Octobre 1890. Le tout premier engin volant s’élève à 20 cm du sol et parcourt 50 m. Emmanuel Radnitsky est âgé d’un mois. Il est l’aîné des quatre enfants de parents juifs russes émigrés et devient à l’âge de 7 ans l’un des 3 millions de newyorkais que compte la ville.
1902. Le Flatiron building est achevé. Manny effectue sa bar-mitsvah, c’est un bon élève qui montre du talent pour le dessin. Il fréquente les musées de la ville lit Balzac et rêve de l’Europe, berceau de l’Art. Peintre, voilà ce qu’il veut devenir. Même si la bourse en architecture qu’on lui a accordée aurait été plus raisonnable.

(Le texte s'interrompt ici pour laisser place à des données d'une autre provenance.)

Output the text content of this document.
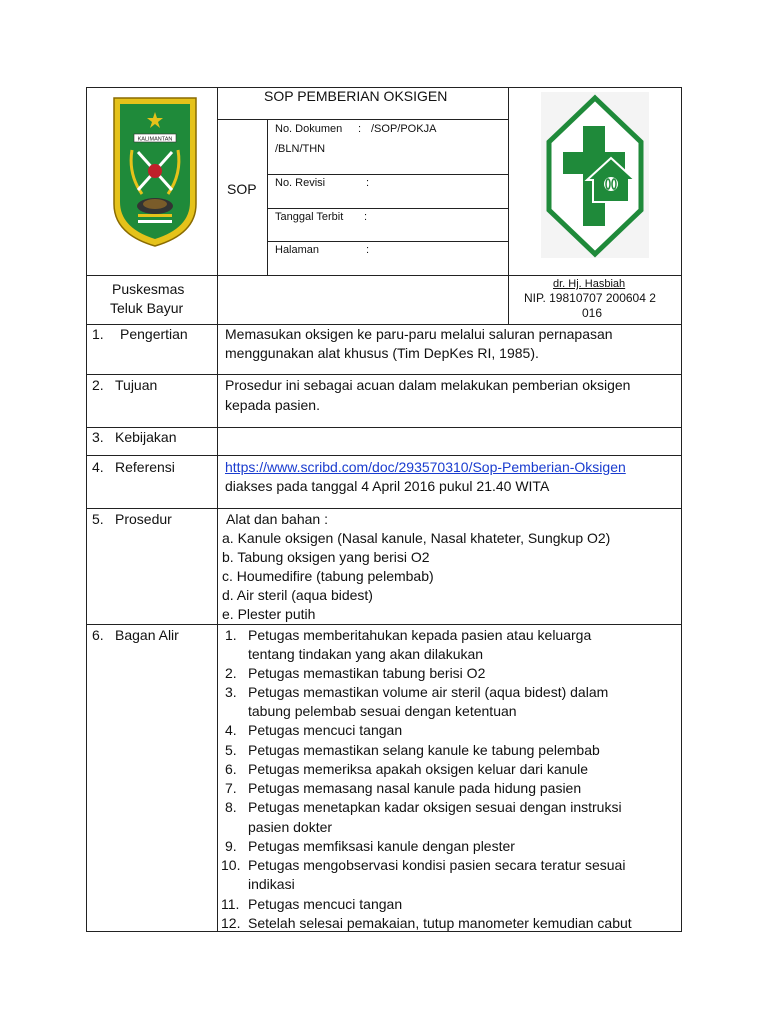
KALIMANTAN
SOP PEMBERIAN OKSIGEN
SOP
No. Dokumen : /SOP/POKJA
/BLN/THN
No. Revisi	:
Tanggal Terbit :
Halaman	:
Puskesmas
Teluk Bayur
dr. Hj. Hasbiah
NIP. 19810707 200604 2
016
1. Pengertian	Memasukan oksigen ke paru-paru melalui saluran pernapasan
menggunakan alat khusus (Tim DepKes RI, 1985).
2. Tujuan	Prosedur ini sebagai acuan dalam melakukan pemberian oksigen
kepada pasien.
3. Kebijakan
4. Referensi	https://www.scribd.com/doc/293570310/Sop-Pemberian-Oksigen
diakses pada tanggal 4 April 2016 pukul 21.40 WITA
5. Prosedur	Alat dan bahan :
a. Kanule oksigen (Nasal kanule, Nasal khateter, Sungkup O2)
b. Tabung oksigen yang berisi O2
c. Houmedifire (tabung pelembab)
d. Air steril (aqua bidest)
e. Plester putih
6. Bagan Alir	1. Petugas memberitahukan kepada pasien atau keluarga
tentang tindakan yang akan dilakukan
2. Petugas memastikan tabung berisi O2
3. Petugas memastikan volume air steril (aqua bidest) dalam
tabung pelembab sesuai dengan ketentuan
4. Petugas mencuci tangan
5. Petugas memastikan selang kanule ke tabung pelembab
6. Petugas memeriksa apakah oksigen keluar dari kanule
7. Petugas memasang nasal kanule pada hidung pasien
8. Petugas menetapkan kadar oksigen sesuai dengan instruksi
pasien dokter
9. Petugas memfiksasi kanule dengan plester
10. Petugas mengobservasi kondisi pasien secara teratur sesuai
indikasi
11. Petugas mencuci tangan
12. Setelah selesai pemakaian, tutup manometer kemudian cabut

Fréquentant la galerie 291 tenue par Stieglitz et Steichen, il se forme à leurs côtés, puis intègre la Ferrer Modern School, un école d’art d’esprit particulièrement libéral, fréquentation qui encouragera son indépendance artistique et ses recherches non académiques.
Il y rencontre sa première compagne, Adon Lacroix, qui arrive de Belgique avec sa fille. Elle est peintre et poète, grande admiratrice de Rimbaud et Apollinaire. Leur union durera six ans. Man Ray réalise plusieurs portrait d’elle.
1913. Année de l’Armory Show. L’art moderne fait scandale. New York s’échauffe pour le »Nu descendant l’escalier » de Marcel Duchamp, celui que les cubistes ont dénigré à Paris. Man Ray fait la connaissance de Marcel deux ans plus tard, lorsque celui-ci débarque à New York. Une amitié impérissable, une première exposition où il vend six toiles… y joindre l’achat d’un appareil photo et 1915 devient l’année de la bonne fortune!
Il devient le créateur prolifique d’objets, de films, de peintures, de dessins, de photographies et de techniques artistiques. Inspiré, il prend le nom de Man Ray, l’homme rayon de lumière.
1917. C’est le gigantesque salon de la Society of Independant Artists. Ni jury, ni prix, chacun peut y exposer ce qu’il veut moyennant 6 dollars. Un urinoir y est pourtant refusé…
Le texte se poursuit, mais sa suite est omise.